Thursday, April 28, 2011
Goitered Gazelles Still Live in the Middle East
An article in the local newspaper about the Goitered Gazelles, referring to a paper in PNAS (Proc. National Academy of Sciences) by Bar-Oz, G., Zeder, M., and Hole, F. (April 2011), suggested that this species was “extirpated...in northern Levant”. Not quite true. Here's a photo of one that I took in 2002.
There still are a few Gazella subguttarosa in Jordan and adjacent parts of Syria and Saudi Arabia. I had reliable reports of a few along the Syrian-Jordanian border near Iraq, and also along the SE border of Jordan with Saudi Arabia—maybe a few dozen in the former location and no more than a handful in the latter. And there are Dorcas gazelles, perhaps 100 or so, along the border with Israel in Wadi Araba, south of the Dead Sea. The reason these few remnants of former widespread species persist is that these border areas are heavily defended and land-mined. The Bedouins know better than to try to graze their livestock there; consequently, the habitat is the best in the country. And no one hunts there, except the Badia Patrol (a camel-mounted border patrol force), who occasionally serve gazelle to their guests as a special treat.

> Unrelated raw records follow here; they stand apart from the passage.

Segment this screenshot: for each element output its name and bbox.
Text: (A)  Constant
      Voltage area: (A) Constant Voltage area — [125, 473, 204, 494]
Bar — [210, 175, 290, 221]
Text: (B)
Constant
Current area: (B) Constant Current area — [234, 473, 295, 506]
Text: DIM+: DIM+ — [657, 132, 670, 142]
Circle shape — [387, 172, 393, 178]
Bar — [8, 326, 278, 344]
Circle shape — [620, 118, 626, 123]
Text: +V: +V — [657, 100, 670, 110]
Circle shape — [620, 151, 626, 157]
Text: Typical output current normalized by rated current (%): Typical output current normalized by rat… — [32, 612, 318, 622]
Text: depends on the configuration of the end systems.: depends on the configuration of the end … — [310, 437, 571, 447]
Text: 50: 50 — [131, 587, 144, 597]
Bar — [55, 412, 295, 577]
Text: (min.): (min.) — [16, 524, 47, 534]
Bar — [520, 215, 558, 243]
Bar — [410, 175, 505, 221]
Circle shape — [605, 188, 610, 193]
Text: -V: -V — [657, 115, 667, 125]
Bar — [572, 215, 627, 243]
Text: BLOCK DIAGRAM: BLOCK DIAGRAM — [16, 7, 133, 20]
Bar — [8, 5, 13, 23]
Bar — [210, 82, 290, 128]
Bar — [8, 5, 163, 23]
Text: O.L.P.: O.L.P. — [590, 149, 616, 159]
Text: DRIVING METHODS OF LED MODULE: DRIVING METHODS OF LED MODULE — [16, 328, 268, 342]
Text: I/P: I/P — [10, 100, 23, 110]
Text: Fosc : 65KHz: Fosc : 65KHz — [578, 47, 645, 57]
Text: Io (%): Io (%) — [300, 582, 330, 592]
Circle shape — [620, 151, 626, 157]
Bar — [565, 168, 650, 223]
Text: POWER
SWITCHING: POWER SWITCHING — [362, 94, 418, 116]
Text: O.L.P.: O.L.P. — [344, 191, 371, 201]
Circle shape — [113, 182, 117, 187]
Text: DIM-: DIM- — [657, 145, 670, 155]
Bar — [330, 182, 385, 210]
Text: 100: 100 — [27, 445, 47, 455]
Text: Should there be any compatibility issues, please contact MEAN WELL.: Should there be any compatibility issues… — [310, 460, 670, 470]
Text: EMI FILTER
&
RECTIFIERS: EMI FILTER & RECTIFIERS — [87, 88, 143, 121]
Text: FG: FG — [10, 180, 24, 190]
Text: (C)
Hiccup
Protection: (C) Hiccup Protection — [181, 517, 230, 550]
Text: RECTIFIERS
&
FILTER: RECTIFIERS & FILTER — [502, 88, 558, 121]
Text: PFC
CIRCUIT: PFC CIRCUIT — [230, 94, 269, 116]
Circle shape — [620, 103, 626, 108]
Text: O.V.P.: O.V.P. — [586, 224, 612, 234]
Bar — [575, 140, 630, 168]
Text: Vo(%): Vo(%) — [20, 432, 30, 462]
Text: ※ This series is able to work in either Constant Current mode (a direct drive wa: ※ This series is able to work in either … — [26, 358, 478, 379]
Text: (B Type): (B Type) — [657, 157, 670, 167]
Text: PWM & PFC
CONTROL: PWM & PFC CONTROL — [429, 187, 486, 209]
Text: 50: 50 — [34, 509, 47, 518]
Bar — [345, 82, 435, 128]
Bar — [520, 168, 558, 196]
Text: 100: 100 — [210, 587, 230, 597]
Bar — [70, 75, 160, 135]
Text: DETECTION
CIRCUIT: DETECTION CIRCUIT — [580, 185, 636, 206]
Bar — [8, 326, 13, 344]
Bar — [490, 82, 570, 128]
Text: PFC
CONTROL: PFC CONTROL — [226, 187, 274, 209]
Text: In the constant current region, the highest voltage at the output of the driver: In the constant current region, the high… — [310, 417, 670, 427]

In 2005, Jordan got $161 million in a suit against Iraq for environmental damages caused by the 1990 Gulf War, the funds to be dedicated for restoration of 7.1 million hectares of arid and semi-arid rangeland. The Royal Society for the Conservation of Nature has some of the money to rejuvenate its captive breeding program (it was successful for Arabian oryx, but decidedly not for gazelles) and to establish a new, large nature reserve near the last known goitered gazelle population area.